Puerto Rico has been a U.S. territory since 1898, but its population of 3.2 million still can’t vote for president. Today, marginalized communities across the country are often stripped of political power through gerrymandering and other forms of voter suppression.

No vote, no shame

It’s a lesson Miranda Mishan has learned over the past year while working as a community development policy coordinator at Native American Youth and Family Center (NAYA) in Portland, Oregon. After the 2016 presidential election, people were eager to shame those who didn’t vote, she says. 

“I was sort of open to that kind of attitude, but since I’ve been at NAYA, I try to be more patient,” says Ms. Mishan, a Chickasaw Nation citizen who also identifies as Muscogee Creek. “No one who is Native decided to be American and be a part of this civic government, so if they don’t want to engage civically, it’s something I respect and I understand.”

Native Americans didn’t have the opportunity to vote until four years after the 19th Amendment, when the 1924 Snyder Act granted citizenship to all Native Americans born in the U.S. And, like African Americans, they didn’t truly secure the right to vote in every state until decades later. According to 2010 census data, the turnout rate among Native Americans and Native Alaskans voters has been lower than other U.S. racial or ethnic groups by as many as 10 percentage points, though recent research suggests the gap may be shrinking.

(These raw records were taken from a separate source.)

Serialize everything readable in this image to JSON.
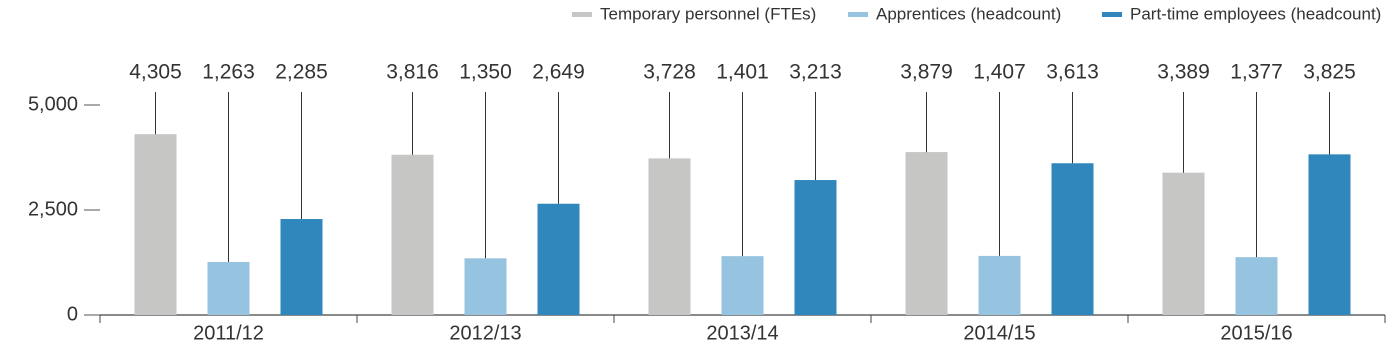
{
  "chart_data": {
    "type": "bar",
    "categories": [
      "2011/12",
      "2012/13",
      "2013/14",
      "2014/15",
      "2015/16"
    ],
    "series": [
      {
        "name": "Temporary personnel (FTEs)",
        "color": "#c6c6c5",
        "values": [
          4305,
          3816,
          3728,
          3879,
          3389
        ],
        "value_labels": [
          "4,305",
          "3,816",
          "3,728",
          "3,879",
          "3,389"
        ]
      },
      {
        "name": "Apprentices (headcount)",
        "color": "#96c3df",
        "values": [
          1263,
          1350,
          1401,
          1407,
          1377
        ],
        "value_labels": [
          "1,263",
          "1,350",
          "1,401",
          "1,407",
          "1,377"
        ]
      },
      {
        "name": "Part-time employees (headcount)",
        "color": "#2f87bb",
        "values": [
          2285,
          2649,
          3213,
          3613,
          3825
        ],
        "value_labels": [
          "2,285",
          "2,649",
          "3,213",
          "3,613",
          "3,825"
        ]
      }
    ],
    "ylim": [
      0,
      5000
    ],
    "yticks": [
      0,
      {
        "value": 2500,
        "label": "2,500"
      },
      {
        "value": 5000,
        "label": "5,000"
      }
    ],
    "legend": "top-right"
  }
}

Ms. Mishan focuses on removing the logistical barriers for NAYA clients who do want to vote, whether by running a registration form to the post office or helping compile information about candidates. 

NAYA also houses the Portland Youth and Elders Council, a grassroots group that meets monthly. The council organizes conversations with local officials and other opportunities for the community to stay informed about political issues, regardless of voting status.

A reason to engage

Carina Miller, a Warm Springs tribal member who grew up on the Warm Springs Reservation in rural Oregon, understands the power of a handful of votes. In the last tribal council election, one of the candidates lost to her own father by three votes. That’s not unusual for tribal governments, she says, where leaders tend to be male elders.

Ms. Miller says that Native people may be less motivated to vote in national and state elections, considering the painful history of colonization and controversial policies like voter ID laws. But she also sees a need for more Native American policymakers, and is currently running for the Oregon State Senate.

“I kind of am on this spectrum where I’m like, ‘Come on, tribal people, we need to vote.’ And I’m like, ‘Come on, politicians, we need to do better and give tribal people a reason to vote,’” says Ms. Miller.

Ms. Couverthie, from the League of Women Voters, says encouragement may come from those most politically disenfranchised.

“One of the most effective and powerful voter registration [volunteers] I have met was an undocumented Salvadoran woman,” she says. “She would be very honest about the fact that she could not vote, and that’s why she needed everyone that could to go and do it.”

This is sometimes called a “love vote,” she adds.

There are more than 700 local leagues in the country. Ms. Couverthie hopes that by working with “trusted messengers” who are already integrated in communities, her organization can boost enthusiasm around voting. And despite the shortcomings of the 19th Amendment, Ms. Couverthie still draws inspiration from the sacrifices of those early suffragists.

“We cannot forget that even though it was an imperfect win, it took 72 years to get there, and that the women who started fighting so that we all could vote did not see it come to fruition,” she says. 

“Remembering that history and where we come from is very important, because we still have a lot of work to do to make sure that everyone has the same rights.”